1. Click the Transform menu, then select Unpivot.
2. Select the columns to unpivot and enter the column names for headers and values.
3. Click on the Preview button and DataPrep will show a live preview of the transformation.
4. Enter a name for the new dataset and apply the transformation.
5. In the new dataset, you can open the data source settings from the Ruleset and edit the Unpivot configuration.
You can create new columns and customize them using the Formula column option.
To create a formula column:
1. Click on the Transform menu, then select Formula column.
2. You can call the functions in the text field, or use the drop-down menus to select columns and apply functions directly.
3. DataPrep shows a live preview of the changes made to this column when you click on the preview button.
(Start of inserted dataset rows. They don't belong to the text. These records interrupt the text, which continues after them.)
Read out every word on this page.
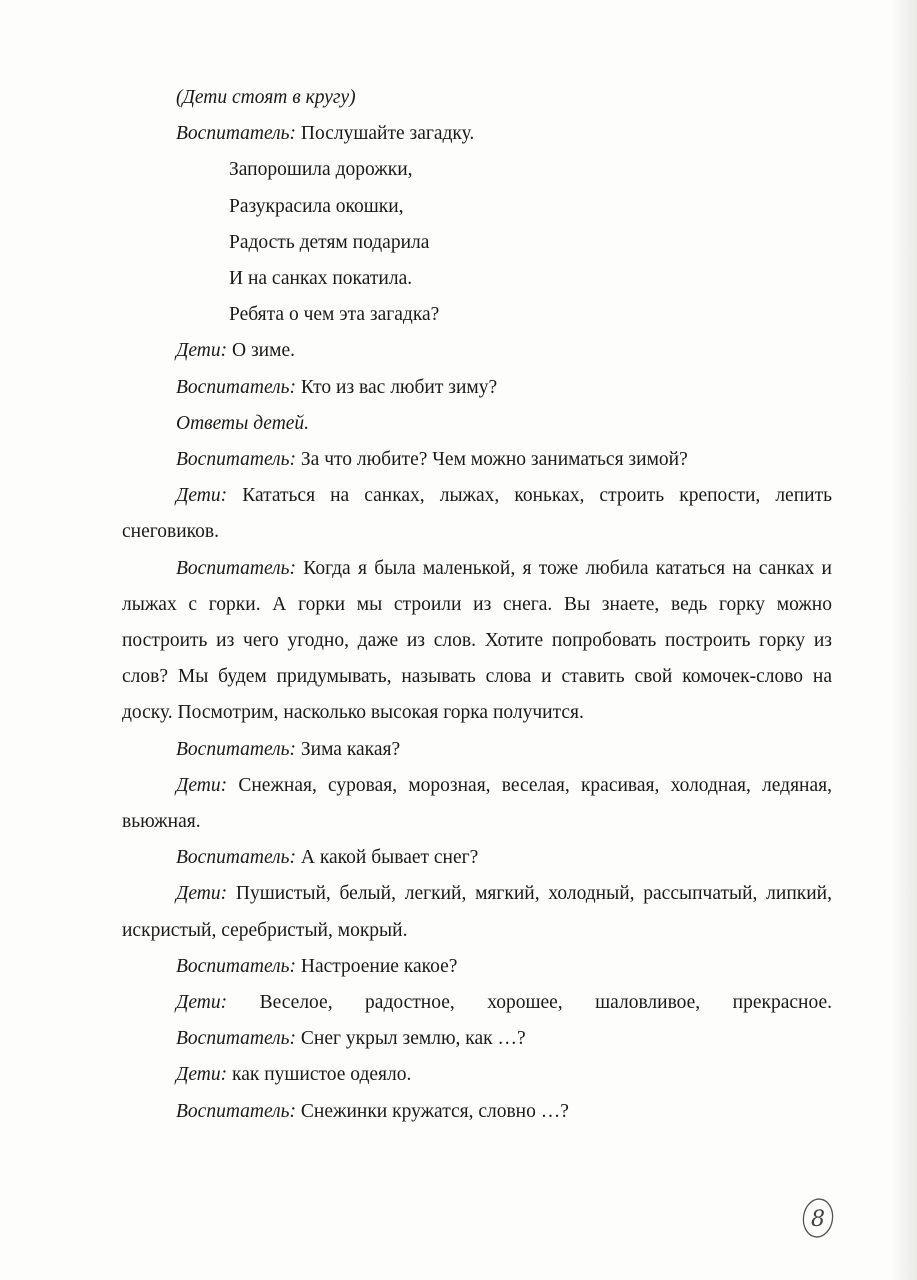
(Дети стоят в кругу)

Воспитатель: Послушайте загадку.

Запорошила дорожки,

Разукрасила окошки,

Радость детям подарила

И на санках покатила.

Ребята о чем эта загадка?

Дети: О зиме.

Воспитатель: Кто из вас любит зиму?

Ответы детей.

Воспитатель: За что любите? Чем можно заниматься зимой?

Дети: Кататься на санках, лыжах, коньках, строить крепости, лепить снеговиков.

Воспитатель: Когда я была маленькой, я тоже любила кататься на санках и лыжах с горки. А горки мы строили из снега. Вы знаете, ведь горку можно построить из чего угодно, даже из слов. Хотите попробовать построить горку из слов? Мы будем придумывать, называть слова и ставить свой комочек-слово на доску. Посмотрим, насколько высокая горка получится.

Воспитатель: Зима какая?

Дети: Снежная, суровая, морозная, веселая, красивая, холодная, ледяная, вьюжная.

Воспитатель: А какой бывает снег?

Дети: Пушистый, белый, легкий, мягкий, холодный, рассыпчатый, липкий, искристый, серебристый, мокрый.

Воспитатель: Настроение какое?

Дети: Веселое, радостное, хорошее, шаловливое, прекрасное.

Воспитатель: Снег укрыл землю, как …?

Дети: как пушистое одеяло.

Воспитатель: Снежинки кружатся, словно …?

8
To view the list of all formula column functions available in Zoho DataPrep, click here
Derived dataset allows you to create a branch of your dataset from the last applied transformation in your dataset. The new dataset will have the most recent state of your data with an empty Ruleset.
To derive from your dataset:
1. Click the Transform menu, then select Derive dataset.
2. Enter a name for your derived dataset under New dataset name.
3. Click Save to create your derived dataset.
4. The data source details in your derived dataset will show derived from the name of your parent dataset.
Mark as personal data
You can mark a column as containing personal data and secure the column data using the Mark as personal data option.
To mark columns with personal data:
1. Click the Transform menu, then select Mark as personal data.
2. Select the columns with personal data in the operation panel.
3. Click Apply.
During export, there are three security measures that can be applied to the columns marked as containing personal data:
1. Data masking
Data masking hides original data with 'x' to protect personal information.
2. Data Tokenization
Data tokenization replaces each distinct value in your data with a random value. Hence the output is statistically identical to the original data.
Marking none will mark the selected column as personal data column. You can then choose or not to export this column later while configuring export.